Why the pivot fails for correlation. The bootstrap-t is well calibrated only when \(z^*\) has approximately the same distribution regardless of the true parameter value — that is, when the pivot is pivotal. For the sample correlation this fails badly: the standard error is approximately \((1 - \rho^2)/\sqrt{n}\), which equals 0.26 at \(\rho = 0.1\) but only 0.025 at \(\rho = 0.95\) — a tenfold variation. Bootstrap samples that happen to land near \(\hat{\rho} = 1\) have a near-zero denominator \(\widehat{\mathrm{se}}^*\), producing enormous values of \(z^*\) that drag the lower quantile far to the left. The result is a wildly conservative lower bound.

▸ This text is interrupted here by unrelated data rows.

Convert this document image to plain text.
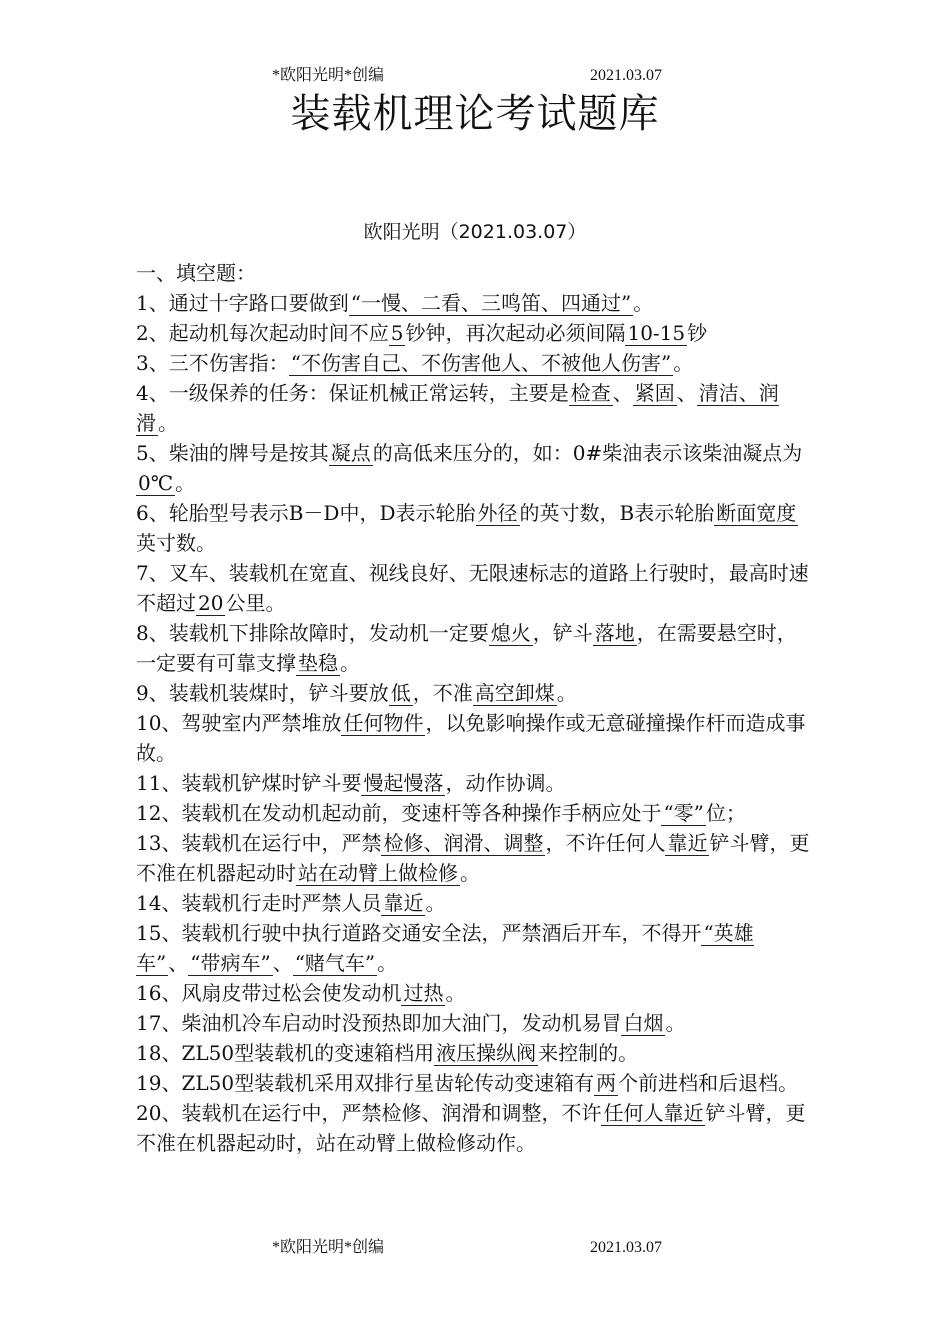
*欧阳光明*创编	2021.03.07
装载机理论考试题库
欧阳光明（2021.03.07）

一、填空题：

1、通过十字路口要做到 “一慢、二看、三鸣笛、四通过” 。

2、起动机每次起动时间不应 5 钞钟，再次起动必须间隔 10-15 钞

3、三不伤害指： “不伤害自己、不伤害他人、不被他人伤害” 。

4、一级保养的任务：保证机械正常运转，主要是 检查 、 紧固 、 清洁、润滑 。

5、柴油的牌号是按其 凝点 的高低来压分的，如：0#柴油表示该柴油凝点为0℃ 。

6、轮胎型号表示B－D中，D表示轮胎 外径 的英寸数，B表示轮胎 断面宽度英寸数。

7、叉车、装载机在宽直、视线良好、无限速标志的道路上行驶时，最高时速不超过 20 公里。

8、装载机下排除故障时，发动机一定要 熄火 ，铲斗 落地 ，在需要悬空时，一定要有可靠支撑 垫稳 。

9、装载机装煤时，铲斗要放 低 ，不准 高空卸煤 。

10、驾驶室内严禁堆放 任何物件 ，以免影响操作或无意碰撞操作杆而造成事故。

11、装载机铲煤时铲斗要 慢起慢落 ，动作协调。

12、装载机在发动机起动前，变速杆等各种操作手柄应处于 “零” 位；

13、装载机在运行中，严禁 检修、润滑、调整 ，不许任何人 靠近 铲斗臂，更不准在机器起动时 站在动臂上做检修 。

14、装载机行走时严禁人员 靠近 。

15、装载机行驶中执行道路交通安全法，严禁酒后开车，不得开 “英雄车” 、 “带病车” 、 “赌气车” 。

16、风扇皮带过松会使发动机 过热 。

17、柴油机冷车启动时没预热即加大油门，发动机易冒 白烟 。

18、ZL50型装载机的变速箱档用 液压操纵阀 来控制的。

19、ZL50型装载机采用双排行星齿轮传动变速箱有 两 个前进档和后退档。

20、装载机在运行中，严禁检修、润滑和调整，不许 任何人靠近 铲斗臂，更不准在机器起动时，站在动臂上做检修动作。

*欧阳光明*创编	2021.03.07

Fisher’s z-transform. The classical fix is Fisher’s \(z\)-transform, \(z = \mathrm{arctanh}(r)\), whose variance is approximately \(1/(n - 3)\) regardless of \(\rho\). We apply the bootstrap-t in \(z\)-space and transform the resulting endpoints back.
def fisher_z(df):
return np.arctanh(correlation(df))
theta_hat_z = np.arctanh(theta_hat)
lo_z, hi_z = bp.t_interval(dist, fisher_z, theta_hat_z, Bouter=2000, Binner=25)

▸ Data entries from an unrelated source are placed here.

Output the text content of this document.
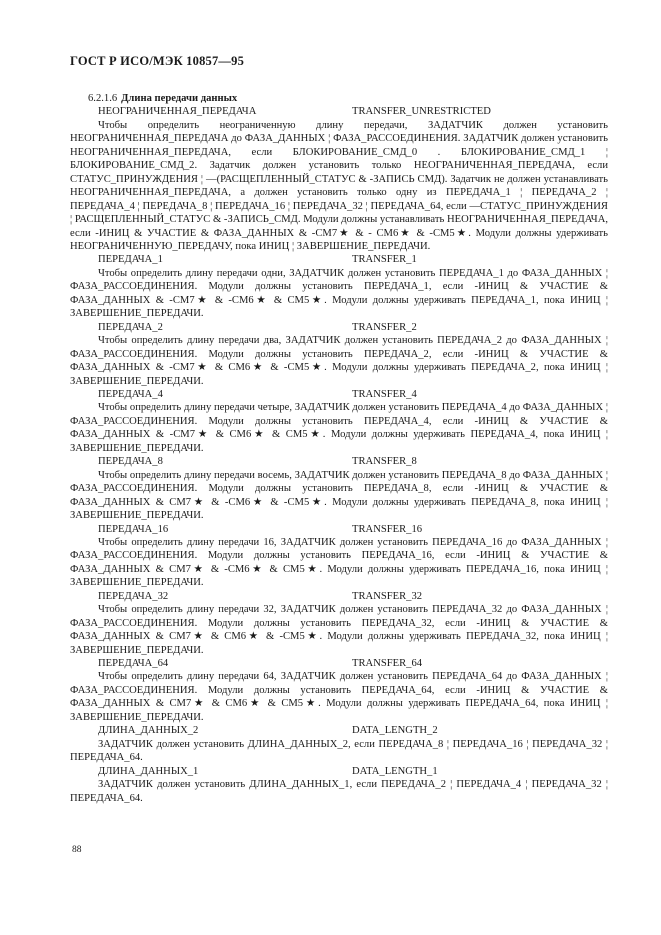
ГОСТ Р ИСО/МЭК 10857—95
6.2.1.6 Длина передачи данных
НЕОГРАНИЧЕННАЯ_ПЕРЕДАЧА	TRANSFER_UNRESTRICTED

Чтобы определить неограниченную длину передачи, ЗАДАТЧИК должен установить НЕОГРАНИЧЕННАЯ_ПЕРЕДАЧА до ФАЗА_ДАННЫХ ¦ ФАЗА_РАССОЕДИНЕНИЯ. ЗАДАТЧИК должен установить НЕОГРАНИЧЕННАЯ_ПЕРЕДАЧА, если БЛОКИРОВАНИЕ_СМД_0 . БЛОКИРОВАНИЕ_СМД_1 ¦ БЛОКИРОВАНИЕ_СМД_2. Задатчик должен установить только НЕОГРАНИЧЕННАЯ_ПЕРЕДАЧА, если СТАТУС_ПРИНУЖДЕНИЯ ¦ —(РАСЩЕПЛЕННЫЙ_СТАТУС & -ЗАПИСЬ СМД). Задатчик не должен устанавливать НЕОГРАНИЧЕННАЯ_ПЕРЕДАЧА, а должен установить только одну из ПЕРЕДАЧА_1 ¦ ПЕРЕДАЧА_2 ¦ ПЕРЕДАЧА_4 ¦ ПЕРЕДАЧА_8 ¦ ПЕРЕДАЧА_16 ¦ ПЕРЕДАЧА_32 ¦ ПЕРЕДАЧА_64, если —СТАТУС_ПРИНУЖДЕНИЯ ¦ РАСЩЕПЛЕННЫЙ_СТАТУС & -ЗАПИСЬ_СМД. Модули должны устанавливать НЕОГРАНИЧЕННАЯ_ПЕРЕДАЧА, если -ИНИЦ & УЧАСТИЕ & ФАЗА_ДАННЫХ & -СМ7★ & - СМ6★ & -СМ5★. Модули должны удерживать НЕОГРАНИЧЕННУЮ_ПЕРЕДАЧУ, пока ИНИЦ ¦ ЗАВЕРШЕНИЕ_ПЕРЕДАЧИ.

ПЕРЕДАЧА_1	TRANSFER_1

Чтобы определить длину передачи одни, ЗАДАТЧИК должен установить ПЕРЕДАЧА_1 до ФАЗА_ДАННЫХ ¦ ФАЗА_РАССОЕДИНЕНИЯ. Модули должны установить ПЕРЕДАЧА_1, если -ИНИЦ & УЧАСТИЕ & ФАЗА_ДАННЫХ & -СМ7★ & -СМ6★ & СМ5★. Модули должны удерживать ПЕРЕДАЧА_1, пока ИНИЦ ¦ ЗАВЕРШЕНИЕ_ПЕРЕДАЧИ.

ПЕРЕДАЧА_2	TRANSFER_2

Чтобы определить длину передачи два, ЗАДАТЧИК должен установить ПЕРЕДАЧА_2 до ФАЗА_ДАННЫХ ¦ ФАЗА_РАССОЕДИНЕНИЯ. Модули должны установить ПЕРЕДАЧА_2, если -ИНИЦ & УЧАСТИЕ & ФАЗА_ДАННЫХ & -СМ7★ & СМ6★ & -СМ5★. Модули должны удерживать ПЕРЕДАЧА_2, пока ИНИЦ ¦ ЗАВЕРШЕНИЕ_ПЕРЕДАЧИ.

ПЕРЕДАЧА_4	TRANSFER_4

Чтобы определить длину передачи четыре, ЗАДАТЧИК должен установить ПЕРЕДАЧА_4 до ФАЗА_ДАННЫХ ¦ ФАЗА_РАССОЕДИНЕНИЯ. Модули должны установить ПЕРЕДАЧА_4, если -ИНИЦ & УЧАСТИЕ & ФАЗА_ДАННЫХ & -СМ7★ & СМ6★ & СМ5★. Модули должны удерживать ПЕРЕДАЧА_4, пока ИНИЦ ¦ ЗАВЕРШЕНИЕ_ПЕРЕДАЧИ.

ПЕРЕДАЧА_8	TRANSFER_8

Чтобы определить длину передачи восемь, ЗАДАТЧИК должен установить ПЕРЕДАЧА_8 до ФАЗА_ДАННЫХ ¦ ФАЗА_РАССОЕДИНЕНИЯ. Модули должны установить ПЕРЕДАЧА_8, если -ИНИЦ & УЧАСТИЕ & ФАЗА_ДАННЫХ & СМ7★ & -СМ6★ & -СМ5★. Модули должны удерживать ПЕРЕДАЧА_8, пока ИНИЦ ¦ ЗАВЕРШЕНИЕ_ПЕРЕДАЧИ.

ПЕРЕДАЧА_16	TRANSFER_16

Чтобы определить длину передачи 16, ЗАДАТЧИК должен установить ПЕРЕДАЧА_16 до ФАЗА_ДАННЫХ ¦ ФАЗА_РАССОЕДИНЕНИЯ. Модули должны установить ПЕРЕДАЧА_16, если -ИНИЦ & УЧАСТИЕ & ФАЗА_ДАННЫХ & СМ7★ & -СМ6★ & СМ5★. Модули должны удерживать ПЕРЕДАЧА_16, пока ИНИЦ ¦ ЗАВЕРШЕНИЕ_ПЕРЕДАЧИ.

ПЕРЕДАЧА_32	TRANSFER_32

Чтобы определить длину передачи 32, ЗАДАТЧИК должен установить ПЕРЕДАЧА_32 до ФАЗА_ДАННЫХ ¦ ФАЗА_РАССОЕДИНЕНИЯ. Модули должны установить ПЕРЕДАЧА_32, если -ИНИЦ & УЧАСТИЕ & ФАЗА_ДАННЫХ & СМ7★ & СМ6★ & -СМ5★. Модули должны удерживать ПЕРЕДАЧА_32, пока ИНИЦ ¦ ЗАВЕРШЕНИЕ_ПЕРЕДАЧИ.

ПЕРЕДАЧА_64	TRANSFER_64

Чтобы определить длину передачи 64, ЗАДАТЧИК должен установить ПЕРЕДАЧА_64 до ФАЗА_ДАННЫХ ¦ ФАЗА_РАССОЕДИНЕНИЯ. Модули должны установить ПЕРЕДАЧА_64, если -ИНИЦ & УЧАСТИЕ & ФАЗА_ДАННЫХ & СМ7★ & СМ6★ & СМ5★. Модули должны удерживать ПЕРЕДАЧА_64, пока ИНИЦ ¦ ЗАВЕРШЕНИЕ_ПЕРЕДАЧИ.

ДЛИНА_ДАННЫХ_2	DATA_LENGTH_2

ЗАДАТЧИК должен установить ДЛИНА_ДАННЫХ_2, если ПЕРЕДАЧА_8 ¦ ПЕРЕДАЧА_16 ¦ ПЕРЕДАЧА_32 ¦ ПЕРЕДАЧА_64.

ДЛИНА_ДАННЫХ_1	DATA_LENGTH_1

ЗАДАТЧИК должен установить ДЛИНА_ДАННЫХ_1, если ПЕРЕДАЧА_2 ¦ ПЕРЕДАЧА_4 ¦ ПЕРЕДАЧА_32 ¦ ПЕРЕДАЧА_64.

88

lo, hi = np.tanh(lo_z), np.tanh(hi_z)
# (0.153, 0.925) ~6.1 s
The lower bound rises from 0.01 to 0.15 — a substantial improvement, though still below the BCa estimate of 0.44. Some residual imprecision is expected with only \(n = 15\) observations: even a variance-stabilized pivot is not exactly pivotal in small samples.

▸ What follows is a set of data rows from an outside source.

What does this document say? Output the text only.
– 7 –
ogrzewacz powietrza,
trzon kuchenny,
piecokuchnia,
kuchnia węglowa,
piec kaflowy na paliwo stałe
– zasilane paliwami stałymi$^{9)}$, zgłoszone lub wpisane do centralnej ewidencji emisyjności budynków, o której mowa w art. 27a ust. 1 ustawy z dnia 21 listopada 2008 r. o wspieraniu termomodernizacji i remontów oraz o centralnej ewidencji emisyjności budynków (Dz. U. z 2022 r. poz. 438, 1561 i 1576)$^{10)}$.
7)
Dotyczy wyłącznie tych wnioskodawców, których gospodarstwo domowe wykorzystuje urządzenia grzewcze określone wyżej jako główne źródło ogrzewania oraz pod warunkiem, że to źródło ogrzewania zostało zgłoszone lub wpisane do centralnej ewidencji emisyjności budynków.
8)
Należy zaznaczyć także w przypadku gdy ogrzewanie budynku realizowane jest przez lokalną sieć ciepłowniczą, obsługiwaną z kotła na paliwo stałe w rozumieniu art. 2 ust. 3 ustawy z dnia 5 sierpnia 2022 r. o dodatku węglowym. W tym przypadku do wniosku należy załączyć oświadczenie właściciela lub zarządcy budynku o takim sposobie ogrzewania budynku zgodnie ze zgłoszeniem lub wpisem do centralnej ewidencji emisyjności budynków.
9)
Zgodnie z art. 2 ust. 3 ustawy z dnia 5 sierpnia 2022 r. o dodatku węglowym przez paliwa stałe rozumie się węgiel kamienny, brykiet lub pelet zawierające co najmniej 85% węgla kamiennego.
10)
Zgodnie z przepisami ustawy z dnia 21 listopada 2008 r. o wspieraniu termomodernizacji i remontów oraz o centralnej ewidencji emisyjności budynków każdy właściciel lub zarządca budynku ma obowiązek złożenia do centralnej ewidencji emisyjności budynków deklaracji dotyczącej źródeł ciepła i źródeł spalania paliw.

Automated variance stabilization. Knowing the right transformation
analytically requires statistical knowledge that may not always be at
hand. The stabilize_variance=True option estimates a
variance-stabilizing transformation numerically: it runs a small
preliminary bootstrap (Bvar samples) to estimate how the standard
error varies with the statistic, fits a smoother to that relationship,
and then applies the implied transformation automatically.
lo, hi = bp.t_interval(dist, correlation, theta_hat,
stabilize_variance=True, Bvar=200, Bouter=2000)
# (0.409, 0.917) ~4.4 s
The result is (0.41, 0.92) — close to the BCa interval — and it
arrives faster than the baseline bootstrap-t. Because the outer
bootstrap uses a constant standard error of 1 in the transformed space,
no inner bootstrap is needed; the only inner-bootstrap cost is the
Bvar=200 preliminary samples used to estimate the transformation.
Comparison#
All intervals below are nominal 90% (\(\alpha = 0.05\)), computed
with B=2000 (or Bouter=2000) bootstrap samples on the law
school data (\(n = 15\)):
Method |
Lower |
Upper |
Wall time |
|---|---|---|---|
Classical (Fisher’s z) |
0.509 |
0.907 |
< 0.001 s |
Percentile |
0.521 |
0.949 |
0.23 s |
BCa |
0.438 |
0.927 |
0.23 s |
ABC |
0.443 |
0.921 |
0.001 s |
Bootstrap-t (baseline) |
0.012 |
0.960 |
6.1 s |
Bootstrap-t (Fisher’s z) |
0.153 |
0.925 |
6.1 s |
Bootstrap-t (stabilize_variance) |
0.409 |
0.917 |
4.4 s |
Calibrated (experimental) |
0.05–0.13 |
0.91–1.06 |
3.4 s |
For most applications, bcanon_interval()
is the right default: it matches the percentile interval on speed,
surpasses it on accuracy, and requires no special form for the
statistic. When the statistic can be written in resampling form,
abcnon_interval() delivers
second-order accuracy at negligible cost. The bootstrap-t with
stabilize_variance=True is worth considering when a pivotal
interval is specifically required.
calibrate_interval() is theoretically
attractive but currently experimental; prefer BCa for applied work.
See [ET93] (S14) for a thorough comparison of interval methods.